Forest Long-legged Sac Spider
- Conservation status: Least Concern (SANBI Red List)

Scientific classification
- Kingdom: Animalia
- Phylum: Arthropoda
- Subphylum: Chelicerata
- Class: Arachnida
- Order: Araneae
- Infraorder: Araneomorphae
- Family: Cheiracanthiidae
- Genus: Cheiramiona
- Species: C. silvicola
- Binomial name: Cheiramiona silvicola (Lawrence, 1938)

= Cheiramiona silvicola =

- Authority: (Lawrence, 1938)
- Conservation status: LC

Species of spider

Cheiramiona silvicola is a species of spider in the family Cheiracanthiidae. It is a South African endemic originally described from Nkandla Forest in KwaZulu-Natal.

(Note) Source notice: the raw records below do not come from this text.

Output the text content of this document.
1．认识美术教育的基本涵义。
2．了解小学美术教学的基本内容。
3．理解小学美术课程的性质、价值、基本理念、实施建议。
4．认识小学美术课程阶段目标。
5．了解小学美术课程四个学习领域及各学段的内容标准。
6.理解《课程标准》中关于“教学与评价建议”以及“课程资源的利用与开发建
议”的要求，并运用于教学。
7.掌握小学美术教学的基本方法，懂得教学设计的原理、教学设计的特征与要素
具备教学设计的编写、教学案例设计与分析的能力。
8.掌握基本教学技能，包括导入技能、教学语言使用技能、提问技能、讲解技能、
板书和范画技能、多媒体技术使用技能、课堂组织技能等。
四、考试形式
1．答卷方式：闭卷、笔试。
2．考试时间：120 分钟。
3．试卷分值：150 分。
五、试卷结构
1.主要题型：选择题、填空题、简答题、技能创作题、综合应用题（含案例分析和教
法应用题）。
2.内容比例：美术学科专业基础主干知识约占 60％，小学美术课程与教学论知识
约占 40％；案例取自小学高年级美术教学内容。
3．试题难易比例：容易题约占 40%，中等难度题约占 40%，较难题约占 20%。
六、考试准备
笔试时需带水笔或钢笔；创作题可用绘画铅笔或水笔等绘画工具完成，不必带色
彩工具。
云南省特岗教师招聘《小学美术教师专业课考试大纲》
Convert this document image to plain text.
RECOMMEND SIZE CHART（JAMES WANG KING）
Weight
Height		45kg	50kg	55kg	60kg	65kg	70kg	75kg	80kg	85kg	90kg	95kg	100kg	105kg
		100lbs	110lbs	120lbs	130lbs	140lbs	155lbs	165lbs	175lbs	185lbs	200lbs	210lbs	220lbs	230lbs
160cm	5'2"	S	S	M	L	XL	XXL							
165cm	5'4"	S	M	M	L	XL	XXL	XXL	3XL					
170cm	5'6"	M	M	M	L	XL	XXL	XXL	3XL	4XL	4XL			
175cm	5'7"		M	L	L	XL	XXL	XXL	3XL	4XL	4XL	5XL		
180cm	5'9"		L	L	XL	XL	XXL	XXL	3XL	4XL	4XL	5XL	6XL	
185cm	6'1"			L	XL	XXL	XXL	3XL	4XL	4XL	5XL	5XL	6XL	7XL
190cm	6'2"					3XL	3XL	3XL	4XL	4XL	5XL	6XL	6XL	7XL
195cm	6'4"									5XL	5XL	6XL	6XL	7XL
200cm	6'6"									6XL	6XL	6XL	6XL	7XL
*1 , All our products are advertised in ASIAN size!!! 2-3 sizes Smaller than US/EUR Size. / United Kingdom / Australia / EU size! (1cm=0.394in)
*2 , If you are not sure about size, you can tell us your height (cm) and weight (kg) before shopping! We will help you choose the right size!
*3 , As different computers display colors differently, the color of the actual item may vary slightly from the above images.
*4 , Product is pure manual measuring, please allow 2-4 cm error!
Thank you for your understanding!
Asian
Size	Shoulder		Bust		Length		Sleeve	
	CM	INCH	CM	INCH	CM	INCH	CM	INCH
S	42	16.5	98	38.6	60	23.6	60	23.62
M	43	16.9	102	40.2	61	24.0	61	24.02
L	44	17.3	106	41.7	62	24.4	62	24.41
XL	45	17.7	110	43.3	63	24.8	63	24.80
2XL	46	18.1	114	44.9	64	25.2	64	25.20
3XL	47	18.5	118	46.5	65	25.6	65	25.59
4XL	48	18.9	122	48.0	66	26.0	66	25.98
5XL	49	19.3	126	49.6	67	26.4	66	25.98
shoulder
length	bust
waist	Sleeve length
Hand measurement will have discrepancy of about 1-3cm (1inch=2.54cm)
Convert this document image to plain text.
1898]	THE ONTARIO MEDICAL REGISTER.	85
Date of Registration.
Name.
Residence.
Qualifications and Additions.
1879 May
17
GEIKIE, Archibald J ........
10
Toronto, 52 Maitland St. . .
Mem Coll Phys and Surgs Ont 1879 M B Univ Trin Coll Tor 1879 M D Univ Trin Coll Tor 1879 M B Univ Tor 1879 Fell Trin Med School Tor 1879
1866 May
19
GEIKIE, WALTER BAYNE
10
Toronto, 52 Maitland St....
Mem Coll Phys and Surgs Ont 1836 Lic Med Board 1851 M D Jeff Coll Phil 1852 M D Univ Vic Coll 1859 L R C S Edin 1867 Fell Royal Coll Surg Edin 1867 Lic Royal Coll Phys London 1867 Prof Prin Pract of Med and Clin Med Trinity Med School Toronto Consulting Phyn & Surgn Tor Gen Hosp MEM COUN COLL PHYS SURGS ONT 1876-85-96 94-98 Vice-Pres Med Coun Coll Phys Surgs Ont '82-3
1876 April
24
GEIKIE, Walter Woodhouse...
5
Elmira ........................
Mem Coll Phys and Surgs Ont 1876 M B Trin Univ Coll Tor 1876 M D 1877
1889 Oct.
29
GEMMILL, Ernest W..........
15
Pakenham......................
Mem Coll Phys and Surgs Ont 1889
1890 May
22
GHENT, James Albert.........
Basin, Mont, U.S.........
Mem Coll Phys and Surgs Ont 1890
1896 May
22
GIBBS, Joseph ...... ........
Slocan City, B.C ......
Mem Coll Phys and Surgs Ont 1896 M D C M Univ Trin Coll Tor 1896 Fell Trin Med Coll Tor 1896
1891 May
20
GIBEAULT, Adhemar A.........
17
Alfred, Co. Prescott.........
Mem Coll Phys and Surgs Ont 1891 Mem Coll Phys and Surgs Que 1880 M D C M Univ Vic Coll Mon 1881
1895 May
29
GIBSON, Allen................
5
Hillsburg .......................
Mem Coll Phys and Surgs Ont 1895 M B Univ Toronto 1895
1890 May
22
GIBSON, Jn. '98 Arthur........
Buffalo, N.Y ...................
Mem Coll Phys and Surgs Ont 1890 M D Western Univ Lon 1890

The specific name "silvicola" means "forest dwelling" in Latin.

== Distribution ==
The species is known from three provinces and six protected areas at elevations from 20-1783 m above sea level.

== Habitat ==
This species is a free-living plant dweller collected from indigenous forests in the thicket, Indian Ocean coastal belt, Fynbos and savanna biomes. At Ngome State Forest it has also been sampled from commercial pine plantations.

== Conservation ==
Due to its wide geographical range, the species is listed as Least Concern. It is protected in several reserves including Katberg State Forest, Silaka Nature Reserve, Ngome State Forest, Vernon Crookes Nature Reserve and Swartberg Nature Reserve.